Classical Mechanics (Kibble and Berkshire book)
Author | Tom W. B. Kibble & Frank H. Berkshire |
---|---|
Country | UK |
Language | English |
Subject | Physics |
Genre | Non-fiction; science text |
Publisher | Imperial College Press |
Publication date | 2004 |
Pages | 500 |
ISBN | 978-1-86094-435-2 (pbk) |
Classical Mechanics (5th ed.) is a well-established textbook written by Thomas Walter Bannerman Kibble, FRS, (born 1932) and Frank Berkshire of the Imperial College Mathematics Department. The book provides a thorough coverage of the fundamental principles and techniques of classical mechanics, a long-standing subject which is at the base of all of physics.
Publication history
The English language editions were published as follows:[1]
The first edition was published by Kibble, as Kibble, T. W. B. Classical Mechanics. London: McGraw–Hill, 1966. 296 p.
The second ed., also just by Kibble, was in 1973 .

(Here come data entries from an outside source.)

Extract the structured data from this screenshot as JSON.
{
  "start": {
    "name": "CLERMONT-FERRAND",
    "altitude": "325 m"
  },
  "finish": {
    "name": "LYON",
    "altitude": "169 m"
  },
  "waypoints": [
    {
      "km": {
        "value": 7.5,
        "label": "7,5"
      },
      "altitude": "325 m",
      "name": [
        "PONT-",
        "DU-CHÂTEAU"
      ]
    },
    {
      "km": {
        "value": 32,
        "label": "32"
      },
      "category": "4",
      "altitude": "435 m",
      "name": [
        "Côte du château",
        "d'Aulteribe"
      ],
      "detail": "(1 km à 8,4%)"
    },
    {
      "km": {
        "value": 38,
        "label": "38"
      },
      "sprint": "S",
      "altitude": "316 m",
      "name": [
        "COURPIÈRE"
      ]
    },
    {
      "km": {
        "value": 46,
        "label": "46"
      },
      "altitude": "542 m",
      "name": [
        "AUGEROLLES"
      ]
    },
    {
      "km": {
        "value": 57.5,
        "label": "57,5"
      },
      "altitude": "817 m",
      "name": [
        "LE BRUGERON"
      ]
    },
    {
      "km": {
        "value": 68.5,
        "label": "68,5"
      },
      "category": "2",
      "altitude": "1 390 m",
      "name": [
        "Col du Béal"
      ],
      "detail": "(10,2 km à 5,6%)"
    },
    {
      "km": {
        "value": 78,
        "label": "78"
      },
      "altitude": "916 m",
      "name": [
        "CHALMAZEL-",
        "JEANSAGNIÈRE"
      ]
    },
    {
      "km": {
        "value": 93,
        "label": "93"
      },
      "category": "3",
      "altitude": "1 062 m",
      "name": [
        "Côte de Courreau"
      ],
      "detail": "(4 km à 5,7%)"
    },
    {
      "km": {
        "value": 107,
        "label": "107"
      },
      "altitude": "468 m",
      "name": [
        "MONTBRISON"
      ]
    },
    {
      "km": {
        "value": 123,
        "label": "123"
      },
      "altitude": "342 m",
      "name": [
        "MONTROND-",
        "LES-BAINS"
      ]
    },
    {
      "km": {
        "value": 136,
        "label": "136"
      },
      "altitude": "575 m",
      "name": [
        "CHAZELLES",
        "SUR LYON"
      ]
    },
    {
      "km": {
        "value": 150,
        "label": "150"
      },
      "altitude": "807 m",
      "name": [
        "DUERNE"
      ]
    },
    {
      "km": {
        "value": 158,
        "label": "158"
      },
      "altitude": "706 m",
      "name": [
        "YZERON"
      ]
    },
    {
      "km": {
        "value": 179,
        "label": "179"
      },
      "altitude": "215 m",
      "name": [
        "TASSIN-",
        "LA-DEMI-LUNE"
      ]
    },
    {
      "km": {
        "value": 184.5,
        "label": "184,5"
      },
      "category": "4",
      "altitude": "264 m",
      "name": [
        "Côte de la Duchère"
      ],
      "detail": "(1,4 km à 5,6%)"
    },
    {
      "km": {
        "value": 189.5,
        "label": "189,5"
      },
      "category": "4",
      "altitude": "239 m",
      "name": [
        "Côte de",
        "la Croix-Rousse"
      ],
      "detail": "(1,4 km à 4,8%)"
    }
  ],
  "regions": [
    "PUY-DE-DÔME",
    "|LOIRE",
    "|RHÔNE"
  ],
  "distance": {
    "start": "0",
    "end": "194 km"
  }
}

The 4th, jointly with F H Berkshire, was is 1996
The 5th, jointly with F H Berkshire, in 2004
The book has been translated into several languages:
- French, by Michel Le Ray and Françoise Guérin as Mécanique classique
- Modern Greek, by Δ. Σαρδελής και Π. Δίτσας, επιμέλεια Γ. Ι. Παπαδόπουλος. Σαρδελής, Δ. Δίτσας, Π as 'Κλασσική μηχανική
- German
- Turkish, by Kemal Çolakoğlu as Klasik mekanik
- Spanish, as Mecánica clásica
- Portuguese as Mecanica classica
Reception
The various editions are held in 1789 libraries[2] In comparison, the various (2011) editions of Herbert Goldstein's Classical Mechanics are held in 1772 libraries[3] The 4th ed. was reviewed by F H Berkshire, and C Isenberg in 1997 in European Journal of Physics 18, no. 2: 129. It was also reviewed in New Scientist and Contemporary Physics.
Contents (5th edition)
- Preface
- Useful Constants and Units
- Chapter 1: Introduction
- Chapter 2: Linear motion
- Chapter 3: Energy and Angular momentum
- Chapter 4: Central Conservative Forces
- Chapter 5: Rotating Frames
- Chapter 6: Potential Theory
- Chapter 7: The Two-Body Problem
- Chapter 8: Many-Body Systems
- Chapter 9: Rigid Bodies
- Chapter 10: Lagrangian mechanics
- Chapter 11: Small oscillations and Normal modes
- Chapter 12: Hamiltonian mechanics
- Chapter 13: Dynamical systems and their geometry
- Chapter 14: Order and Chaos in Hamiltonian systems
- Appendix A: Vectors
- Appendix B: Conics
- Appendix C: Phase plane Analysis near Critical Points
- Appendix D: Discrete Dynamical Systems – Maps
- Answers to Problems
- Bibliography
- Index